The conference will take place December 1 to 2 at the Marriott Sanibel Harbour Resort and Spa in Florida. Kelly K. Nichols, OD, MPH, PhD, FAAO, dean of the University of Alabama at Birmingham School of Optometry, and A. Paul Chous, MA, OD, FAAO, a diabetes eye care specialist in Tacoma, Washington, will serve as cochairs of the meeting.
Thomas V. Johnson, MD, PhD, who is part of the faculty for EyeCon 2023, recently spoke with Sheryl Stevenson, Eye Care Group editorial director, to highlight his presentation. Johnson is the Shelley and Allan Holt Rising Professor of Ophthalmology and assistant professor of ophthalmology with the Wilmer Eye Institute at Johns Hopkins University School of Medicine in Baltimore.
To learn more about or to register for Optometry Times EyeCon 2023, click here.
Editor's note: This transcript has been lightly edited for clarity.
Sheryl Stevenson: What can you tell us about in-office and home disease monitoring for patients with glaucoma?
Thomas V Johnson, MD, PhD: The importance of fluctuations in physiologic parameters has been appreciated in medicine for decades. Cardiology, endocrinology, and primary care have been transformed by using at-home blood pressure monitors and blood glucose monitors. Ophthalmology is positioned to make the leap to recognize the importance of intraocular pressure [IOP] fluctuations and change how we monitor patients with glaucoma.
I’m going to be discussing current and emerging concepts in ways that we can measure IOP in the office and at home. There are new devices and tools available to clinicians so that patients can measure their own eye pressure at home at all times of day and night. This has utility for several reasons.
It helps us better understand the range of eye-pressure stress that’s being placed on the optic nerve in individual patients. Sometimes there are patients who seem to be getting worse even though every time they come into clinic, their eye pressure is 10, 11, or 12 [mm Hg]. We’ve taken patients like that...asked them to do home tonometry and found that first thing in the morning their pressure is 25 [mm Hg]. Beyond that, it’s also a useful tool for the clinician to more quickly and accurately understand the risks that their patients have for vision loss and the responses to treatment.
We often will start an eye drop on a patient with glaucoma and then ask them to come back in the clinic a month or 2 months later to see what the pressure is. That requires a second clinic visit; the patient has to drive up to the clinic and sometimes take a day off work, or have someone drive them to the visit. We don’t know the answer to what that pressure drop did for several weeks.
With home tonometry, we can get real-time data describing exactly how low the pressure goes with the eye drop [and] what the kinetics of the response are.
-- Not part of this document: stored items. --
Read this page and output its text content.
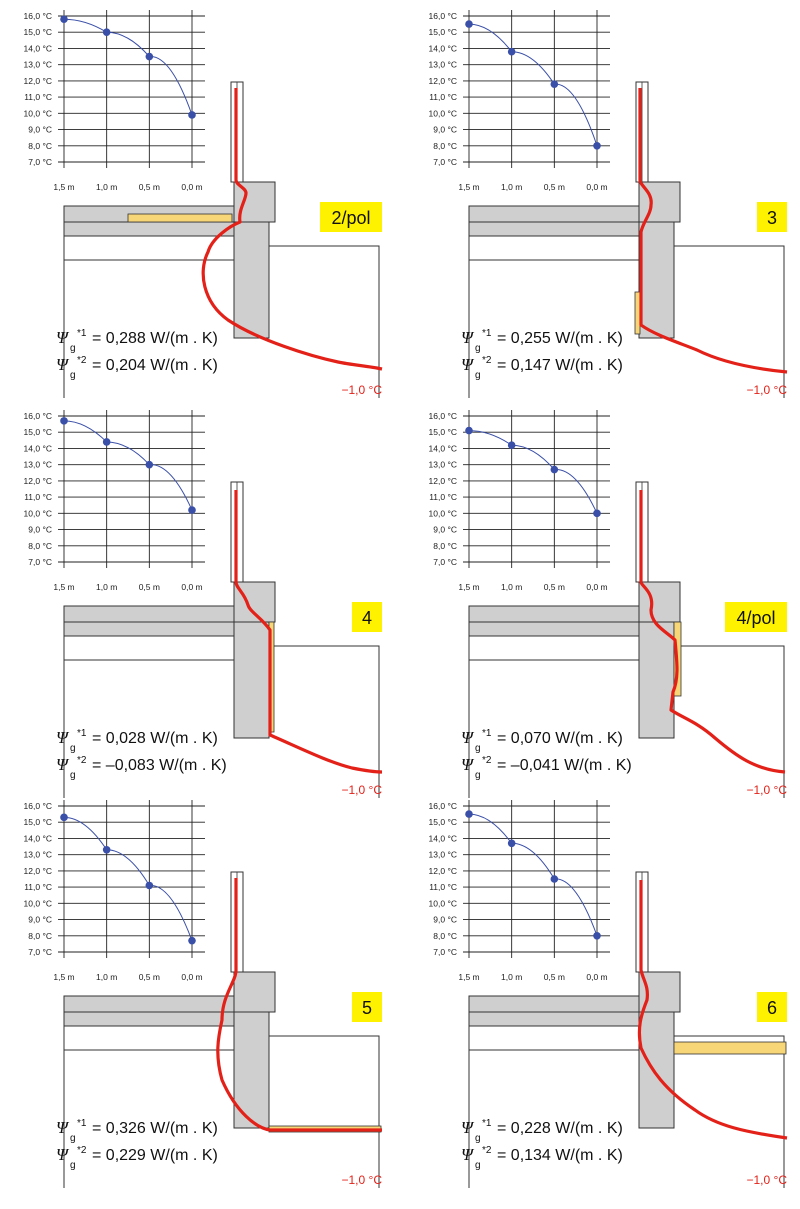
16,0 °C
15,0 °C
14,0 °C
13,0 °C
12,0 °C
11,0 °C
10,0 °C
9,0 °C
8,0 °C
7,0 °C
1,5 m	1,0 m	0,5 m	0,0 m
2/pol
Ψ
g
*1 = 0,288 W/(m . K)
Ψ
g
*2 = 0,204 W/(m . K)
−1,0 °C
16,0 °C
15,0 °C
14,0 °C
13,0 °C
12,0 °C
11,0 °C
10,0 °C
9,0 °C
8,0 °C
7,0 °C
1,5 m	1,0 m	0,5 m	0,0 m
3
Ψ
g
*1 = 0,255 W/(m . K)
Ψ
g
*2 = 0,147 W/(m . K)
−1,0 °C
16,0 °C
15,0 °C
14,0 °C
13,0 °C
12,0 °C
11,0 °C
10,0 °C
9,0 °C
8,0 °C
7,0 °C
1,5 m	1,0 m	0,5 m	0,0 m
4
Ψ
g
*1 = 0,028 W/(m . K)
Ψ
g
*2 = –0,083 W/(m . K)
−1,0 °C
16,0 °C
15,0 °C
14,0 °C
13,0 °C
12,0 °C
11,0 °C
10,0 °C
9,0 °C
8,0 °C
7,0 °C
1,5 m	1,0 m	0,5 m	0,0 m
4/pol
Ψ
g
*1 = 0,070 W/(m . K)
Ψ
g
*2 = –0,041 W/(m . K)
−1,0 °C
16,0 °C
15,0 °C
14,0 °C
13,0 °C
12,0 °C
11,0 °C
10,0 °C
9,0 °C
8,0 °C
7,0 °C
1,5 m	1,0 m	0,5 m	0,0 m
5
Ψ
g
*1 = 0,326 W/(m . K)
Ψ
g
*2 = 0,229 W/(m . K)
−1,0 °C
16,0 °C
15,0 °C
14,0 °C
13,0 °C
12,0 °C
11,0 °C
10,0 °C
9,0 °C
8,0 °C
7,0 °C
1,5 m	1,0 m	0,5 m	0,0 m
6
Ψ
g
*1 = 0,228 W/(m . K)
Ψ
g
*2 = 0,134 W/(m . K)
−1,0 °C
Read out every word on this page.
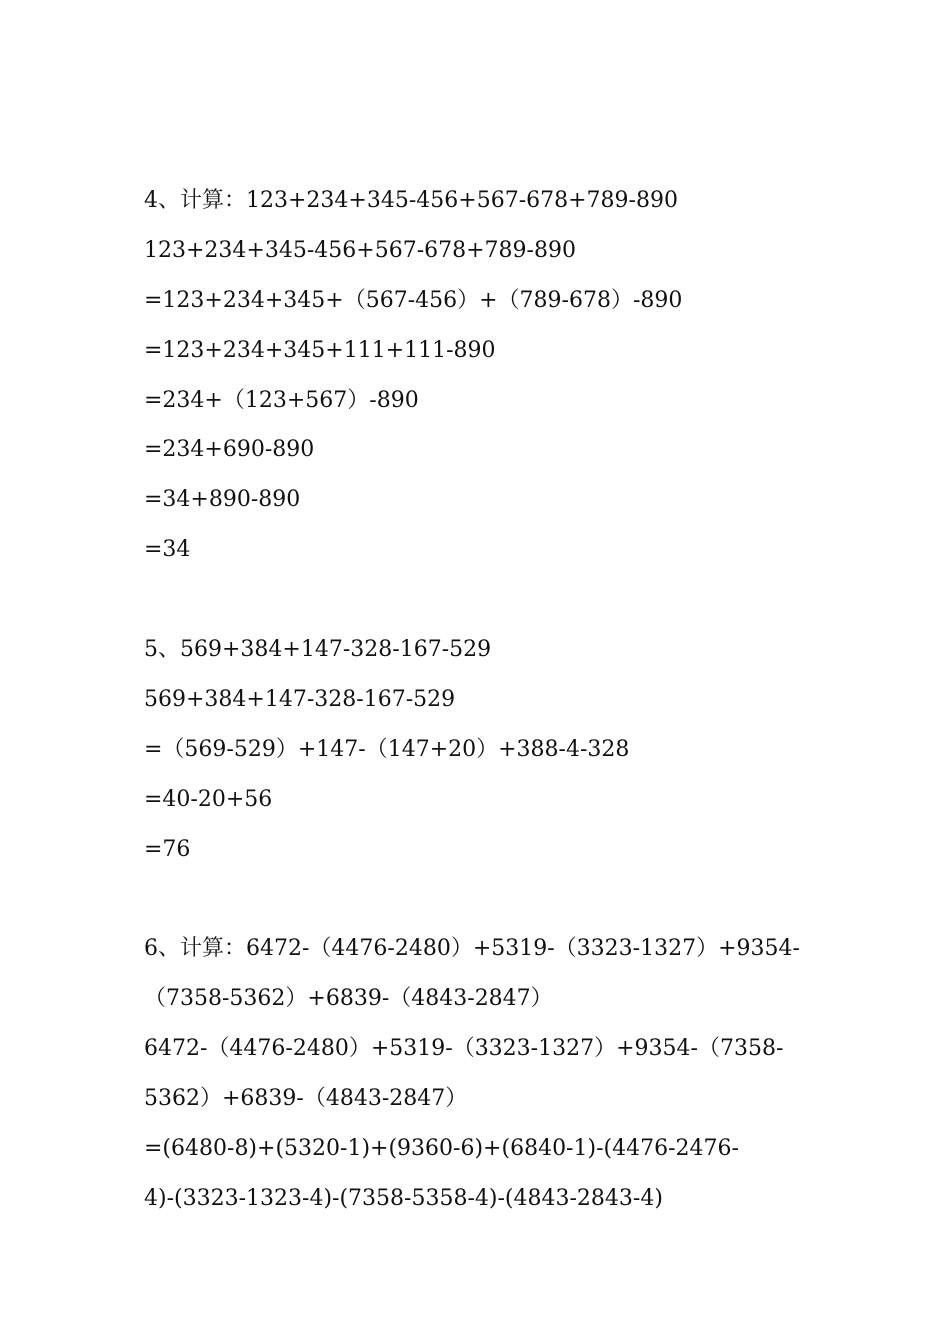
4、计算：123+234+345-456+567-678+789-890
123+234+345-456+567-678+789-890
=123+234+345+（567-456）+（789-678）-890
=123+234+345+111+111-890
=234+（123+567）-890
=234+690-890
=34+890-890
=34
5、569+384+147-328-167-529
569+384+147-328-167-529
=（569-529）+147-（147+20）+388-4-328
=40-20+56
=76
6、计算：6472-（4476-2480）+5319-（3323-1327）+9354-
（7358-5362）+6839-（4843-2847）
6472-（4476-2480）+5319-（3323-1327）+9354-（7358-
5362）+6839-（4843-2847）
=(6480-8)+(5320-1)+(9360-6)+(6840-1)-(4476-2476-
4)-(3323-1323-4)-(7358-5358-4)-(4843-2843-4)
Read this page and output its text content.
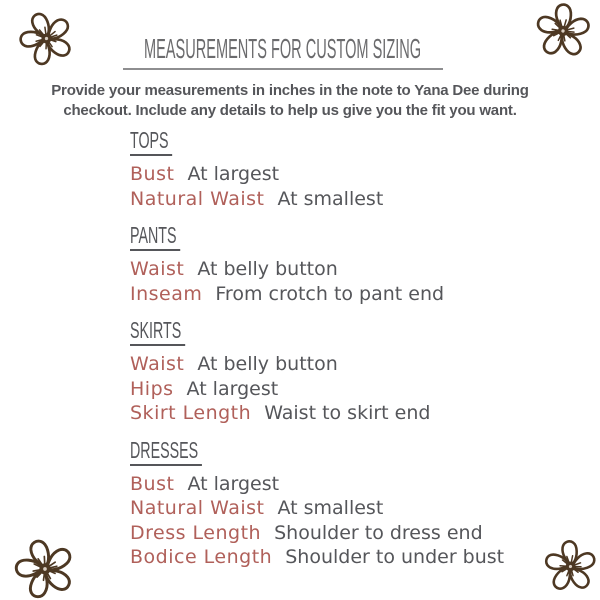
MEASUREMENTS FOR CUSTOM SIZING
Provide your measurements in inches in the note to Yana Dee during
checkout. Include any details to help us give you the fit you want.
TOPS

Bust At largest

Natural Waist At smallest

PANTS

Waist At belly button

Inseam From crotch to pant end

SKIRTS

Waist At belly button

Hips At largest

Skirt Length Waist to skirt end

DRESSES

Bust At largest

Natural Waist At smallest

Dress Length Shoulder to dress end

Bodice Length Shoulder to under bust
In patients who don’t have a dramatic response, sometimes we can see reductions induced by eye-pressure medicines that otherwise would have been masked…. If the eye drop reduced the pressure by 4 points but the fluctuation is 4 points, you might conclude that eye drop didn’t do anything. When you have many more data points spread out over time, you can have a much better sense of the effective treatments.
Stevenson: Does comanagement come into play in terms of overall awareness with patients who may be seen by both optometrists and ophthalmologists?
Johnson: It absolutely can. It’s nice to have a centralized point of eye pressure measurements. If a patient has a home tonometer, their measurements get uploaded to a cloud database, where that information is available to everyone taking care of the patient. This would aid in cross-collaborations and comanagement among eye care providers.